Падение Парижа
Шрифт:
– И еще как!..
Да – и еще как! Это будет их паролем… Они простились. Мишо поехал дальше; еще один красный огонек затонул в темноте. А она побежала по коридорам: вниз, наверх, снова вниз. Подземные ходы были сложными, извилистыми. Суета, шум, равнодушие… Дениз подумала: «Одну разлуку мы выдержали, но сколько впереди?.. Страшно прожить жизнь в ожидании! Потом скажут: будьте счастливы. Но поздно… Нет, все это не так! Они молодые. Нужно только хотеть, сильно хотеть, тогда все сбудется: встреча, революция, счастье». А Дениз хочет… Она остановилась на платформе, среди людей, автоматов, реклам; шепчет: «И еще как!.. Мишо, Мишо!..»
29
Порядок
Лето он просидел в городе. Люди причитали: «Будет война», но все же разъехались на каникулы. Как прошлым летом… Андре надоело все: ожидание, газетная шумиха, споры. Предсмертное томление стало бытом. Жизнь развалилась. И жизнь все же продолжается. Недавно прислали приглашение: скоро «Осенний салон». Чудаки!..
Пьер, промаявшись полгода, поступил на фабрику автоматических ручек. Он как-то пришел к Андре; говорил: «Надо быть стойким!» – и грустно озирался по сторонам. А руки у него дрожали, как у старика.
Андре встретил на Бульварах Люсьена. Тот кричал, что повсюду предатели, что жить стоит только в свое удовольствие. А когда Андре сказал: «Значит, ты хорошо живешь?» – Люсьен выругался: «В нужнике!»
И снова тревога. Газеты полны сенсационными заголовками: теперь не Судеты – Данциг. Андре не читает газет. Редко слушает радио. Иногда вспоминает – Жаннет… Но это было давно, в другой жизни. В один из дождливых вечеров, глядя на фиолетовый город, Андре слушал: стихи перемежались с названиями фирм. Жаннет звала:
Прильни ко мне, я клятвы не нарушу,
Поверить в счастье мне позволь,
Вдохни в меня твою живую душу
И успокой былую боль!
Он судорожно улыбнулся: краска для ресниц, хорошая краска, которая позволяет красоткам плакать. Все нарушили клятву: и он, и Жаннет, и мир. А живой души нет.
«Как дела?» – спрашивает машинально Жозефина, красная от кухонного жара. «Помаленьку», – отвечает антиквар Боло. Улица Шерш Миди живет. Что же делать старой улице?

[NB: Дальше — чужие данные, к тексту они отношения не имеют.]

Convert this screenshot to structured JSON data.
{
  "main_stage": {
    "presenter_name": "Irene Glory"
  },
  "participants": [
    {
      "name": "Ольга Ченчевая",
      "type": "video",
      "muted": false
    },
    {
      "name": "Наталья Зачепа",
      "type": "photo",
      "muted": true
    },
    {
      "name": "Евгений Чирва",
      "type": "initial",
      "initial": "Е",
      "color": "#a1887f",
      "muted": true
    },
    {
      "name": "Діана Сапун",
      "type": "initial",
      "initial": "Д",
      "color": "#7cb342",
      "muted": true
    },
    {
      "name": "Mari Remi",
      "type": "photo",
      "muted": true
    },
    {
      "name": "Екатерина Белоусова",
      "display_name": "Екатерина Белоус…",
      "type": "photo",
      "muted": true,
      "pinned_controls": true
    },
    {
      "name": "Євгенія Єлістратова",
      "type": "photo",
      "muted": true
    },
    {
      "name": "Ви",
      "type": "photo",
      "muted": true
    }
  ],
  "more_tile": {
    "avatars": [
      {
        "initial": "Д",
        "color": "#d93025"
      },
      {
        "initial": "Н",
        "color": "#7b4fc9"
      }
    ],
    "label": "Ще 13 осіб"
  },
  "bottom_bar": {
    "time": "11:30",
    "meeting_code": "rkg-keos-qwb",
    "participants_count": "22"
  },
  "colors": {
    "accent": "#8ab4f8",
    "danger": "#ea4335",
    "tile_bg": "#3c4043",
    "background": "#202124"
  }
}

Вот только сапожник, тот, что пел про «шельму-любовь», умер от воспаления почек. Новому – лет тридцать, у него красавица жена, двое детей; тоже весельчак; говорит заказчикам: «Этих подметок вы не сносите до самой войны».
В «Курящей собаке» старенький фокс продолжает служить с мундштуком в зубах. Андре ему как-то сказал:
«Ты, брат,
чересчур похож на Тардье. Боюсь, как бы ты не заговорил о Данциге!..»В то лето все женщины вязали: говорили, что это успокаивает нервы. Андре купил у букиниста на набережной старый учебник астрономии – вязать он не умел. И звезды стали для него твердой землей; а земля ходила под ногами. Часами он просиживал над книгой; прочитает несколько строк и задумается. Цифры, таблицы, имена, все его успокаивало.

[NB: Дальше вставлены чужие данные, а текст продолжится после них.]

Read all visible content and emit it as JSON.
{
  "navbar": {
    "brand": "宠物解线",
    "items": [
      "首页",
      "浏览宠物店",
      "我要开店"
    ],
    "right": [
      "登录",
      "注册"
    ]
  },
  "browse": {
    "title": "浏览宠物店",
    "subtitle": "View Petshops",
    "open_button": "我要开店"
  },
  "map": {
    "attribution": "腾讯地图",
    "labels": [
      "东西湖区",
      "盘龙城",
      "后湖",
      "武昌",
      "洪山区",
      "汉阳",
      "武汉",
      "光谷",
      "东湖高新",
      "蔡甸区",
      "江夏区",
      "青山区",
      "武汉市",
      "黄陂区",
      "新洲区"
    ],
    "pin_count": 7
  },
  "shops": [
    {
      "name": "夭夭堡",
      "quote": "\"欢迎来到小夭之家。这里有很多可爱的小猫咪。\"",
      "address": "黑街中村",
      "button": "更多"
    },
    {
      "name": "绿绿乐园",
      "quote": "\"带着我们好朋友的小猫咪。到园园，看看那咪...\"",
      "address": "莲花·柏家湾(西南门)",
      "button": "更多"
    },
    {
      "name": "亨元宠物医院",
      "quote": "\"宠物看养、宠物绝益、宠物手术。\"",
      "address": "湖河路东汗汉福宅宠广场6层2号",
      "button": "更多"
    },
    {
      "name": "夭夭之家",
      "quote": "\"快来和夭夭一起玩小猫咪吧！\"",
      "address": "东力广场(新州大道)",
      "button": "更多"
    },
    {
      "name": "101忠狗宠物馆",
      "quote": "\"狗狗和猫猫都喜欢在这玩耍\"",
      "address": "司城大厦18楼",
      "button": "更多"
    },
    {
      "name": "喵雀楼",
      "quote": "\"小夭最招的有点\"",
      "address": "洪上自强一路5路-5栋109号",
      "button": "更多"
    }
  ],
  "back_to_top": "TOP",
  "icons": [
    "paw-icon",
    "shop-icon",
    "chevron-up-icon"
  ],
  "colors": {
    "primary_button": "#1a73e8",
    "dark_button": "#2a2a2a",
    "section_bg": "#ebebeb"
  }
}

В Никее за два века до нашей эры Гиппарх измерял расстояние между землей и солнцем. А ведь и тогда рассыпались царства; люди лепили богов и жгли отступников; умирали солдаты; звенела медь. Гиппарх составлял каталог звезд.
В другой раз Андре позавидовал судьбе Гершеля. Сын бедного музыканта в осеннее равноденствие взглянул на небо. Он сам шлифовал стекла: у него не было денег на телескоп. Он открыл планету Уран, как открывают девушку в окошке напротив. Над Европой бушевала революция. Наполеон грозился завоевать остров. Питт, как паук, плел коалиции. А Гершель описывал переменные звезды и туманности.
Андре подходит к окну. Ревут газетчики: «Надежды на посредничество Рима!.. Отголоски московского пакта!.. Данциг!.. Данциг!..» И Андре возвращается к любимой книге. В Данциге когда-то жил Гевелий. Он был занят топографией луны; писал, писал. И вдруг пожар, сгорели все записи, все чертежи. Гевелий тогда был стариком. Что же, он снова сел за работу.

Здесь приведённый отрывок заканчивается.